太和殿內,燭火被穿堂風卷得搖曳不定,映得殿中血跡愈發刺目。蕭景淵將幼帝死死抵在龍椅前,短刀貼著幼帝脖頸,刀刃上的寒氣讓年幼的天子渾身緊繃,卻依舊咬著牙不肯落淚。顧昀之持刀佇立在殿中,周身氣息沈如寒潭,目光在蕭景淵與幼帝之間來回掃視,身後侍衛列陣待命,卻因幼帝被脅,不敢貿然上前。

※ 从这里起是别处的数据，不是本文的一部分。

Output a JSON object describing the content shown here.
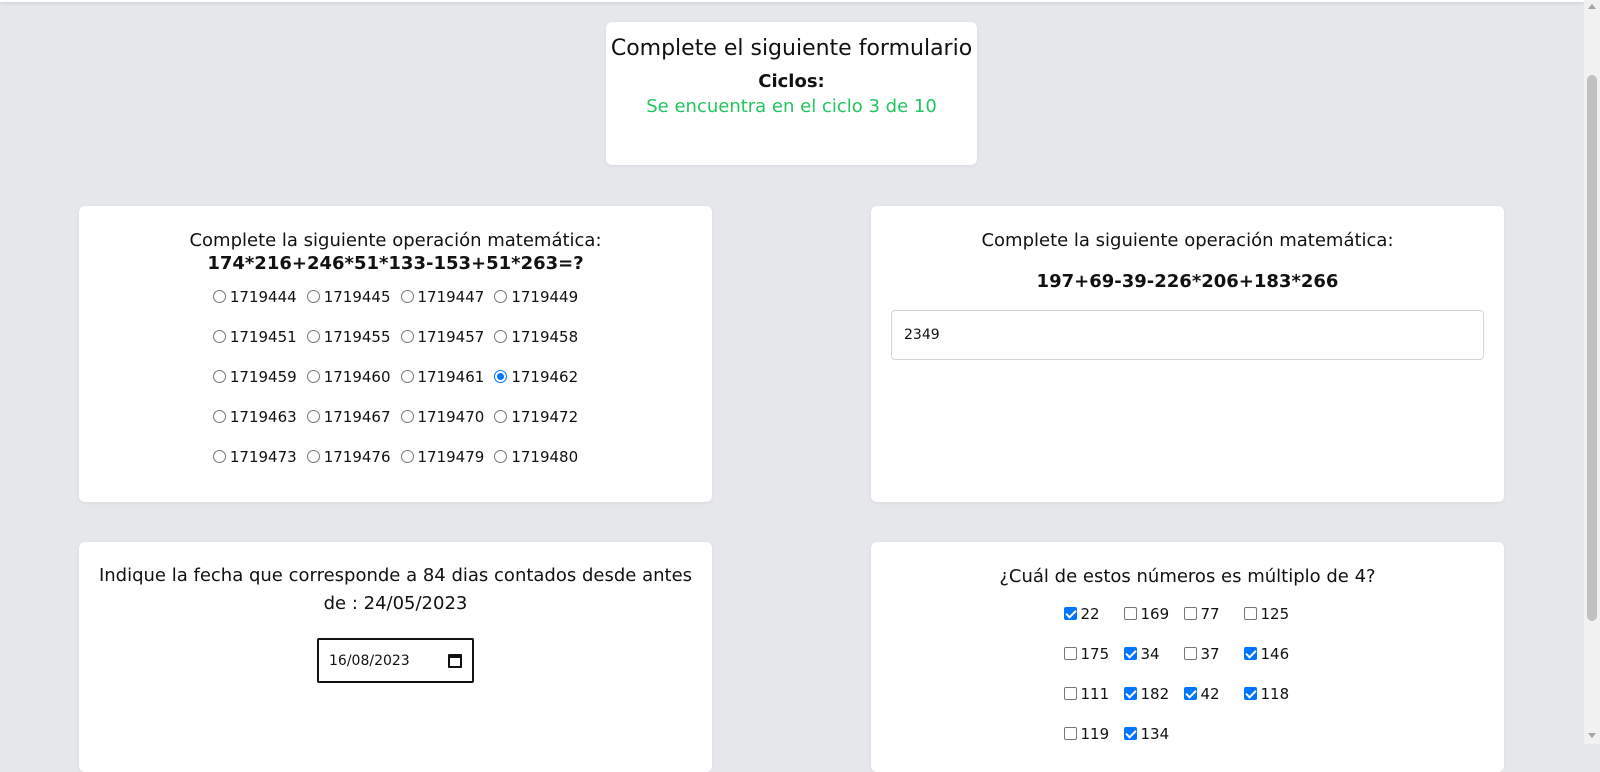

“顧昀之,你別再白費心思了!”蕭景淵嘴角勾起一抹瘋狂的笑,語氣裏滿是偏執,“要麽你自裁謝罪,把兵權交出來,我留這小兒一條性命,擁立他做個傀儡天子;要麽我現在就殺了他,讓你背負護駕不力的千古罵名,咱們同歸於盡!”

顧昀之握著刀柄的指節泛白,語氣卻依舊沈穩,刻意放緩語速拖延時間:“蕭景淵,你劫持天子,已是謀逆大罪,即便拿到兵權,天下諸侯也不會認你。你若放了陛下,我可向陛下求情,留你全屍,保你蕭氏宗親不受牽連。”他一邊說,一邊悄悄擡眼,給立於侍衛隊後的林舟遞了個隱晦的眼色——那是約定好的“伺機行動”的信號。

林舟心領神會,悄然後退半步,借著殿柱遮擋,對藏在陰影裏的暗衛輕點下頜。早在半個時辰前,他便按顧昀之的指令,聯絡上了李福全的副手王太監。王太監是三朝老臣,忠心於皇室,此刻正混在被蕭景淵看管的太監之中,暗中觀察殿內局勢,只待信號便動手解救幼帝。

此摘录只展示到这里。